Exclusive: Kelsea Ballerini talks her debut album, what's next and going back to school
GL: Your first single "Love Me Like You Mean It" just went gold a little while ago. Congrats! How does it feel?
Kelsea: Thank you! You know, I remember writing it and just believing that it has some kind of cool purpose, but for it to be my first single and first number one and first gold record is insane. The last number one from a debut female was Carrie Underwood's “Jesus Take the Wheel” and she's had such a brilliant career since then; it just makes me so excited to have a such a cool starting point to keep going from. I mean, it’s my first single you know, it’s really cool thing.
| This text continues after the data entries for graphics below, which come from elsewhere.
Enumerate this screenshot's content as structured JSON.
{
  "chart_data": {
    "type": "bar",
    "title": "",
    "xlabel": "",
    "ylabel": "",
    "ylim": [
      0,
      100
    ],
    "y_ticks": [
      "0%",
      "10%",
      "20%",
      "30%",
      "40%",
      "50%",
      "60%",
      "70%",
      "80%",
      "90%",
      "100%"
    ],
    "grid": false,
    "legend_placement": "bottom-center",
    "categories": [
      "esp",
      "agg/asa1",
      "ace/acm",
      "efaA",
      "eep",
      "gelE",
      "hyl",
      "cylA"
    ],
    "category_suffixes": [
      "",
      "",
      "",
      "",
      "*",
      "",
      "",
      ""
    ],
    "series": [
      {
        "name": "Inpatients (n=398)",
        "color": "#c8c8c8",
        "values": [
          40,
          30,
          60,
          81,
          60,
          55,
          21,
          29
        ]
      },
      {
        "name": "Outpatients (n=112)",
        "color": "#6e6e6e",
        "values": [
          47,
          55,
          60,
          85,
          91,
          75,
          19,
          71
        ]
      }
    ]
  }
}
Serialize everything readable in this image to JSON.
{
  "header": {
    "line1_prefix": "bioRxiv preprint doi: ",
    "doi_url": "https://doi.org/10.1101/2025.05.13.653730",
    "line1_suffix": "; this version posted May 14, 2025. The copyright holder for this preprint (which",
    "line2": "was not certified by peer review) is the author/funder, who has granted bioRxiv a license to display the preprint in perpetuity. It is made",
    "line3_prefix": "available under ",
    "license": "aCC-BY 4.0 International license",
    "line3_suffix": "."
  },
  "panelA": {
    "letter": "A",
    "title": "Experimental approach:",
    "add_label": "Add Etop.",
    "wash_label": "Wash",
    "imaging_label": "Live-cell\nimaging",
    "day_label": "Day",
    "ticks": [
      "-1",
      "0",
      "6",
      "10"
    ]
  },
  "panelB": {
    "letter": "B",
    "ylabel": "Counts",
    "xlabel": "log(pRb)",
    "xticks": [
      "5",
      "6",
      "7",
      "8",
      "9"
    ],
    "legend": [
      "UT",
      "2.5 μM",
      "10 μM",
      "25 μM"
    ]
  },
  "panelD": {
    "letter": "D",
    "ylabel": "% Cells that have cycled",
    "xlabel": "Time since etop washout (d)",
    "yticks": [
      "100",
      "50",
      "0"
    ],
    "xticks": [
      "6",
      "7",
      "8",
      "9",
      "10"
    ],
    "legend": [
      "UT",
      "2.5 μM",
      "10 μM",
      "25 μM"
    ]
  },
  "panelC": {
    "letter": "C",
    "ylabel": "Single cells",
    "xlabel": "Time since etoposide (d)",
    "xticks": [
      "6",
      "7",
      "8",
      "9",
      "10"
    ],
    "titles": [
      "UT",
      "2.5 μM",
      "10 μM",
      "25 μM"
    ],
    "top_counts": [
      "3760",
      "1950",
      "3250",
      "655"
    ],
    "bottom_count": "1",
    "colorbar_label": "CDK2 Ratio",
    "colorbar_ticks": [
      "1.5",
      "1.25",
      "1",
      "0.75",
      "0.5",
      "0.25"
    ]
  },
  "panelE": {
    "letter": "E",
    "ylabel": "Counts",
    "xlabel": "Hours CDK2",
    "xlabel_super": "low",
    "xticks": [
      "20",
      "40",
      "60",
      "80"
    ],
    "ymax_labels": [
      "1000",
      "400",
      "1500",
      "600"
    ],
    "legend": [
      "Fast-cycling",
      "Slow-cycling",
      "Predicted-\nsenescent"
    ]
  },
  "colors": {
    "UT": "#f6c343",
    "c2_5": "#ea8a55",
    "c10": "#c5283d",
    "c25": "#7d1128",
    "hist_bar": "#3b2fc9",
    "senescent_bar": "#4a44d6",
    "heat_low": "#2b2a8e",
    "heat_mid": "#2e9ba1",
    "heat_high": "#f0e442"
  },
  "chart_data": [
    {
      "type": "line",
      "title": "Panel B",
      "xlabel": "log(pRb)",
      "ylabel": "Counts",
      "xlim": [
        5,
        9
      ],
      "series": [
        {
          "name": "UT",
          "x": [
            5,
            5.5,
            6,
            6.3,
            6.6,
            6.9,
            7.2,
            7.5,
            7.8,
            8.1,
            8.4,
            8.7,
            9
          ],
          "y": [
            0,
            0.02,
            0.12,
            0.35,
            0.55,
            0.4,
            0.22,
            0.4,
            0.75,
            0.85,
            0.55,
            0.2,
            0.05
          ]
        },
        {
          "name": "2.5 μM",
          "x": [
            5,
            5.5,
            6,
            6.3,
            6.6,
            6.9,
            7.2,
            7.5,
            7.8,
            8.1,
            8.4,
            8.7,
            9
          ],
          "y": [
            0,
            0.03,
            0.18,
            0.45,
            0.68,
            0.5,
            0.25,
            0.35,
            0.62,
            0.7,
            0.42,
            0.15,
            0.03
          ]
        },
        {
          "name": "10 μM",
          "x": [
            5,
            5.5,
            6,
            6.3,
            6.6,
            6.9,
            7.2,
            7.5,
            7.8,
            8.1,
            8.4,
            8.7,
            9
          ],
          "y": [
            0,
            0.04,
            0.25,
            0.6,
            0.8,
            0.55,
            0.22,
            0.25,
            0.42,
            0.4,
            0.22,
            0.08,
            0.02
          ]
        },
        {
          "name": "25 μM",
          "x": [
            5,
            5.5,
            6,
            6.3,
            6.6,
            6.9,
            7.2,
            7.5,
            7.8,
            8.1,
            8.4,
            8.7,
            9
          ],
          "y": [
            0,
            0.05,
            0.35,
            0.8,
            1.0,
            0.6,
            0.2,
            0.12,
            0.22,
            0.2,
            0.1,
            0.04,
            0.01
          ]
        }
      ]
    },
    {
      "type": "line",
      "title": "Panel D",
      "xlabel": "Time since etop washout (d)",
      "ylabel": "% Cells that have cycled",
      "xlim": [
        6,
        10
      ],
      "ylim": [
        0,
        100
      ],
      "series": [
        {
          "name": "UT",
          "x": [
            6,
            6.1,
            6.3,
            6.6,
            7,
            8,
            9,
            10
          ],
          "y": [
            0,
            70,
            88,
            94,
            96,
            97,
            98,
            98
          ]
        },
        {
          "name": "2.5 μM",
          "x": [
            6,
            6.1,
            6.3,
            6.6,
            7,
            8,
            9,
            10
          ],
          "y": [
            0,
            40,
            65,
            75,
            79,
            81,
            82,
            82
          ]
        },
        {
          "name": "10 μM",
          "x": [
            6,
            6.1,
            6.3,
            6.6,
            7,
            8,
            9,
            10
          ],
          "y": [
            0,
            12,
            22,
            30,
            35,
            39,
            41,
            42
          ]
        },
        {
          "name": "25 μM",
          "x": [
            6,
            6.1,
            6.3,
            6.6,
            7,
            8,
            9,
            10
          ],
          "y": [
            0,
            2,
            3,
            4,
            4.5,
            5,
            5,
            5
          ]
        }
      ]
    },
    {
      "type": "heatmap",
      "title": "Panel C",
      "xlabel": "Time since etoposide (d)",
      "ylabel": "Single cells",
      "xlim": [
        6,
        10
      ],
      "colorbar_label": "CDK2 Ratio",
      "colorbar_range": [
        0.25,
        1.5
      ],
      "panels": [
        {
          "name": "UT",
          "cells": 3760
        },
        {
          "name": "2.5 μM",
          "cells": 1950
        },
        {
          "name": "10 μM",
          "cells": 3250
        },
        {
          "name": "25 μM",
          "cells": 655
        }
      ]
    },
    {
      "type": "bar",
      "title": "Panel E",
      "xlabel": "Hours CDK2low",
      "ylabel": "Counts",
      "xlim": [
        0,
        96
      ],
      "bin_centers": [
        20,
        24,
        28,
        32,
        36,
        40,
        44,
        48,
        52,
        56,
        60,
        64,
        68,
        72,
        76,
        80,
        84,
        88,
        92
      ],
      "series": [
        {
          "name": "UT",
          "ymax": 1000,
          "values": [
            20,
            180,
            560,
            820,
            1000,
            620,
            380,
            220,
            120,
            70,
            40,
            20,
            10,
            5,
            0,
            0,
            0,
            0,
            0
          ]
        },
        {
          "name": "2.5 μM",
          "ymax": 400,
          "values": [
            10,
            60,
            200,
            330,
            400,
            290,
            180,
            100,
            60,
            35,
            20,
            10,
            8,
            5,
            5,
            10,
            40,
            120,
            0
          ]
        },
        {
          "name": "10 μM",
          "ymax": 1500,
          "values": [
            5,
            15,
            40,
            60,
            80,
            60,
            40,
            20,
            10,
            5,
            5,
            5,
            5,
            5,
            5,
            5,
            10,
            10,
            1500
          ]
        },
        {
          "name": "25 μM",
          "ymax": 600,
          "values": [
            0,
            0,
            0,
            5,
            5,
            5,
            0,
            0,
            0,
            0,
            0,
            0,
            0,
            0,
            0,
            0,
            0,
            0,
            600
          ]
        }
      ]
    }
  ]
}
GL: And you followed it up about a month ago with "Dibs," right?
Kelsea: I did, yeah! You know, I’ve been so excited about that song. Radio Disney and Sirius XM the High Way have been nice enough to have been playing it for a couple months now. So it’s already had this really cool life that we just were really excited to continue. And for me like, with “Love Me” and “Dibs” I feel like both of them are in the vain of just confident and flirty and empowering which I think is so important for girls to have.
GL: But you've got some more serious and emotional songs, too.
Kelsea: Yeah. My label was nice enough to let me write on every song on this album, so I really wanted to just be a walk-through of me in my life. I wanted to have the fun youthful playful side, but I also wanted to have the real side. So there’s a song called "Second Hand Smoke" about my parents splitting up when I was 12 and there’s a song called "The First Time" about letting love go. There’s definitely realer stuff on there, which I think as an artist it’s your job to be that, to be real and vulnerable.
GL: How did you get started writing your own songs?
Kelsea: I always loved music growing up and loved storytelling, but I always thought of them separately. One day I started writing poems and then I would just sing them, put a melody to them and it turned into songwriting. As soon as I knew that it was songwriting, it just clicked with me and I knew that’s what I was supposed to do with my life.
GL: What was the first song that you wrote?
Kelsea: The first song I wrote was called “Oh Mama.” I actually had forgotten it was Mother’s Day the next day, so I wrote my mom the song the night before and that was kind of the starting point.
GL: What'd your mom say when she heard it?
Kelsea: Oh, she cried. My mom is always one of the first people I play my new music for, and it's basically because she always tells me she loves whatever I write. I need that little bit of reassurance first before I can move on and share my songs with anyone else.
GL: What's the writing process like for you?
Kelsea: It depends, if I write stuff by myself I can take my time and lock myself away in a room for a couple hours and just kind of do it however I want to do it. In co-writing it’s different because it's different styles colliding. I actually just had my dream write with Hillary Lindsey who is so talented. When I came to Nashville at 15-years-old, I thought if I can just write with Hillary Lindsey once in my life I'll have made it. I got to write with her last week and I’m still on cloud nine. She’s influenced me so much as a female that wants to be a hit songwriter.
GL: That's awesome. Now that it's back-to-school time, we're working on our BTS playlists. Got any good suggestions?
Kelsea: Definitely Taylor Swift. Cassidy Pope's new single "I Am Invincible" is so fun and confident, too. I love when girls are strong and empowered, which is why Kelly Clarkson is my favorite artist of all time. I grew up listening to a lot of pop music, too, so Britney was always my go-to. We actually cover "Oops... I Did It Again" in our live show which is so amazing.
GL: We've also got an awesome back-to-school locker decorating kit from you which includes posters and everything. Whose posters did you have on your walls?
Kelsea: I was such a sucker for the Jonas Brothers. My walls were covered in Joe Jonas. And I was a big believer in making my locker cute at school. I’m not an organized person, but I always had a bunch of cute little locker shelves and magnets and pictures and all that fun stuff.
GL: Do you have any BTS fashion tips?
Kelsea: You know, the second high school that I went to was dress code, and it broke my heart a little bit because I couldn’t dress up how I wanted. You learned about headbands and shoes and jewelry, instead.
GL: Do you have any general back to school tips for girls?
Kelsea: Be confident. I think school is hard—more so then the school part, being that age is hard. People can be mean and people can be judgmental, but just being confident and being who you are and making good decision is important.